JR DeShazo of UCLA’s Luskin Center for Innovation explained the basic structure of the state’s Cap and Trade program: A business needs a permit to emit a ton of carbon, and there is an overall statewide cap on the number of permits that can be issued. These permits are then auctioned off to businesses around the state, and the revenues go toward the Greenhouse Gas Reduction Fund, which funds Sustainable Transportation initiatives, Sustainable Energy initiative, and a “grab bag” of state and local programs. According to DeShazo, this innovative combination of environmental planning and public finance may have been too successful: After 4 years of constantly growing revenues, this year revenues have gone down sharply.

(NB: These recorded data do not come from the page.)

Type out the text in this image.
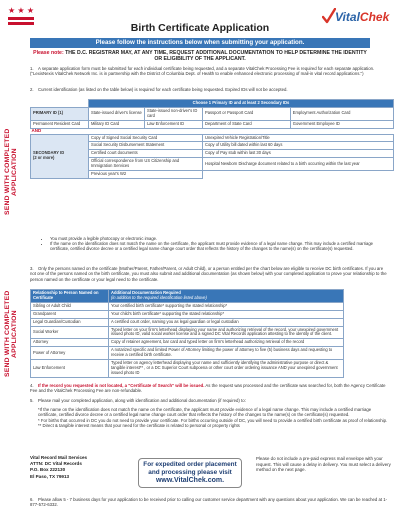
★ ★ ★
Birth Certificate Application
VitalChek
Please follow the instructions below when submitting your application.
Please note: THE D.C. REGISTRAR MAY, AT ANY TIME, REQUEST ADDITIONAL DOCUMENTATION TO HELP DETERMINE THE IDENTITY OR ELIGIBILITY OF THE APPLICANT.
1. A separate application form must be submitted for each individual certificate being requested, and a separate VitalChek Processing Fee is required for each separate application. ("LexisNexis VitalChek Network Inc. is in partnership with the District of Columbia Dept. of Health to enable enhanced electronic processing of mail-in vital record applications.")
2. Current identification (as listed on the table below) is required for each certificate being requested. Expired IDs will not be accepted.
SEND WITH COMPLETED APPLICATION
	Choose 1 Primary ID and at least 2 Secondary IDs			
PRIMARY ID (1)	State-issued driver's license	State-issued non-driver's ID card	Passport or Passport Card	Employment Authorization Card
Permanent Resident Card	Military ID Card	Law Enforcement ID	Department of State Card	Government Employee ID
AND				
SECONDARY ID
(2 or more)	Copy of Signed Social Security Card		Unexpired Vehicle Registration/Title	
	Social Security Disbursement Statement		Copy of Utility bill dated within last 60 days	
	Certified court documents		Copy of Pay stub within last 30 days	
	Official correspondence from US Citizenship and Immigration Services		Hospital Newborn Discharge document related to a birth occurring within the last year	
	Previous year's W2			
• You must provide a legible photocopy or electronic image.
• If the name on the identification does not match the name on the certificate, the applicant must provide evidence of a legal name change. This may include a certified marriage certificate, certified divorce decree or a certified legal name change court order that reflects the history of the changes to the name(s) on the certificate(s) requested.
3. Only the persons named on the certificate (Mother/Parent, Father/Parent, or Adult Child), or a person entitled per the chart below are eligible to receive DC birth certificates. If you are not one of the persons named on the birth certificate, you must also submit and additional documentation (as shown below) with your completed application to prove your relationship to the person named on the certificate or your legal need to the certificate.
SEND WITH COMPLETED APPLICATION
Relationship to Person Named on Certificate	Additional Documentation Required
(in addition to the required identification listed above)
Sibling or Adult Child	Your certified birth certificate* supporting the stated relationship*
Grandparent	Your child's birth certificate* supporting the stated relationship*
Legal Guardian/Custodian	A certified court order, naming you as legal guardian or legal custodian
Social Worker	Typed letter on your firm's letterhead displaying your name and authorizing retrieval of the record, your unexpired government issued photo ID, valid social worker license and a signed DC Vital Records application attesting to the identity of the client.
Attorney	Copy of retainer agreement, bar card and typed letter on firm's letterhead authorizing retrieval of the record
Power of Attorney	A notarized specific and limited Power of Attorney limiting the power of attorney to five (5) business days and requesting to receive a certified birth certificate.
Law Enforcement	Typed letter on agency letterhead displaying your name and sufficiently identifying the administrative purpose or direct & tangible interest** , or a DC Superior Court subpoena or other court order ordering issuance AND your unexpired government issued photo ID
4. If the record you requested is not located, a "Certificate of Search" will be issued. As the request was processed and the certificate was searched for, both the Agency Certificate Fee and the VitalChek Processing Fee are non-refundable.
5. Please mail your completed application, along with identification and additional documentation (if required) to:
*If the name on the identification does not match the name on the certificate, the applicant must provide evidence of a legal name change. This may include a certified marriage certificate, certified divorce decree or a certified legal name change court order that reflects the history of the changes to the name(s) on the certificate(s) requested.
* For births that occurred in DC you do not need to provide your certificate. For births occurring outside of DC, you will need to provide a certified birth certificate as proof of relationship.
** Direct & tangible interest means that your need for the certificate is related to personal or property rights
Vital Record Mail Services
ATTN: DC Vital Records
P.O. Box 222130
El Paso, TX 79913
For expedited order placement
and processing please visit
www.VitalChek.com.
Please do not include a pre-paid express mail envelope with your request. This will cause a delay in delivery. You must select a delivery method on the next page.
6. Please allow 5 - 7 business days for your application to be received prior to calling our customer service department with any questions about your application. We can be reached at 1-877-572-6332.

In a sense, this is a good thing for California: It means businesses are polluting less. But when local transportation agencies depend on Cap and Trade revenue for funds, the following speakers explained, it can lead to uncertainty and stress about funding capital and operations plans. Ann Mayer of the Riverside County Transportation Commission explained the local context she deals with: a fast-growing, geographically huge county with a low rate of jobs to housing. As a result, she said, local voters are often skeptical of transit improvements and are reluctant to do things like approve new tolls or levy new sales taxes, as other California counties have. Less money from the state means a direct hit on her budget for much-needed improvements.
The final speaker was Assemblymember Richard Bloom, who represents Santa Monica in Sacramento and brought the much-needed perspective of an elected official. As the Chair of the Budget Subcommittee on Resources and Transportation, Bloom admitted that the dropoff in Cap and Trade revenues has taken many in Sacramento by surprise. But he also pointed out that at the program’s inception, it was meant to help get cash-strapped cities through the Great Recession, not represent a stable, permanent source of funding. Like DeShazo, Bloom expressed the view that permanently high revenues from Cap and Trade should not be the state’s aim, saying, “We would rather not have the money; we’d rather have less pollution. That is the real goal here.” A permanently sustainable stream of transportation funding, he warned, would only come when the governor and state legislature step up to the plate to ensure new sources of revenue.